The following is an edited extract from The Murder Squad by Michael Adams. Hear more about this case on Mamamia's True Crime Conversations.
At around 8pm on Tuesday 5 April 1932, Frank Wilkinson and Dorothy Denzel went for a drive in his red Alvis sports car.
This handsome couple were doing all right despite the Depression. Frank, 26, lived with his parents in Homebush, and worked as a compositor for The Sun. Dorothy, 21, previously a teenage beauty queen, had in 1931 lost her job as a GPO telephonist, but had since become a live-in nursemaid to a Burwood family.
After picking her up from this residence, Frank drove them towards a quiet spot near a Strathfield park that was popular with young couples.

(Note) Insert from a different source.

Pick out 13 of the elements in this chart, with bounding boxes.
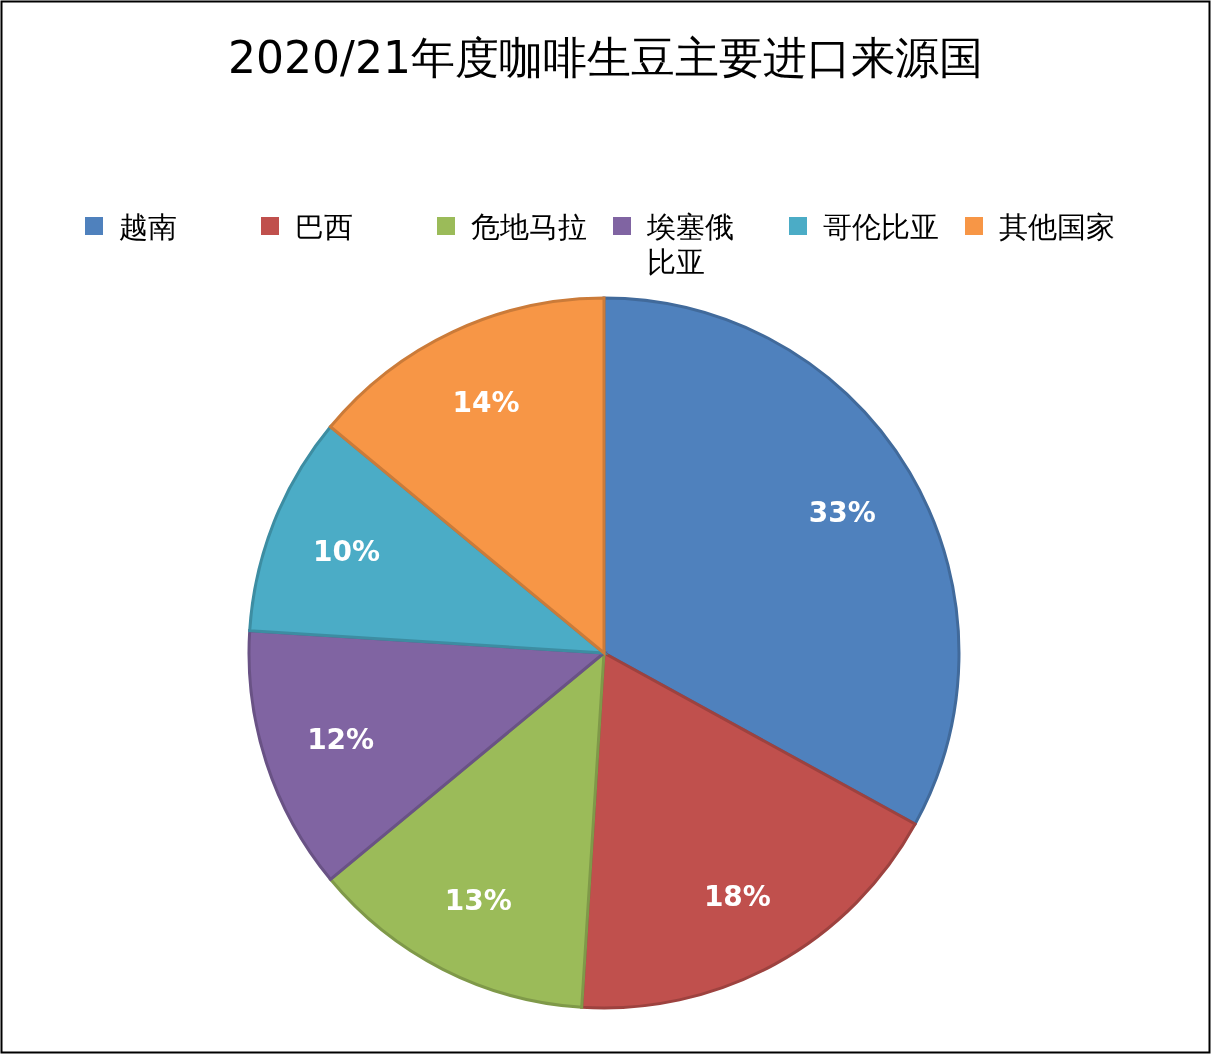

There was plenty to talk about. In sporting news, everyone was still in awe of Phar Lap, and excited to know when he'd race for the first time in the United States. The Sydney Harbour Bridge had been opened with much fanfare - and the obnoxious intervention of fascist New Guardsman Francis de Groot - just a fortnight earlier.
Just days ago, Frank had been at the wheel of the Wilkinson family car when they all drove across the mighty iron 'coathanger' together for the first time.
The lovers in the Alvis on Tuesday night were both sensible and hardworking young people. They were close to their families. That made it immediately concerning that, by the next morning - as radio broadcasts announced the sudden shock death of Phar Lap - they hadn't returned from their drive or slept in their respective beds.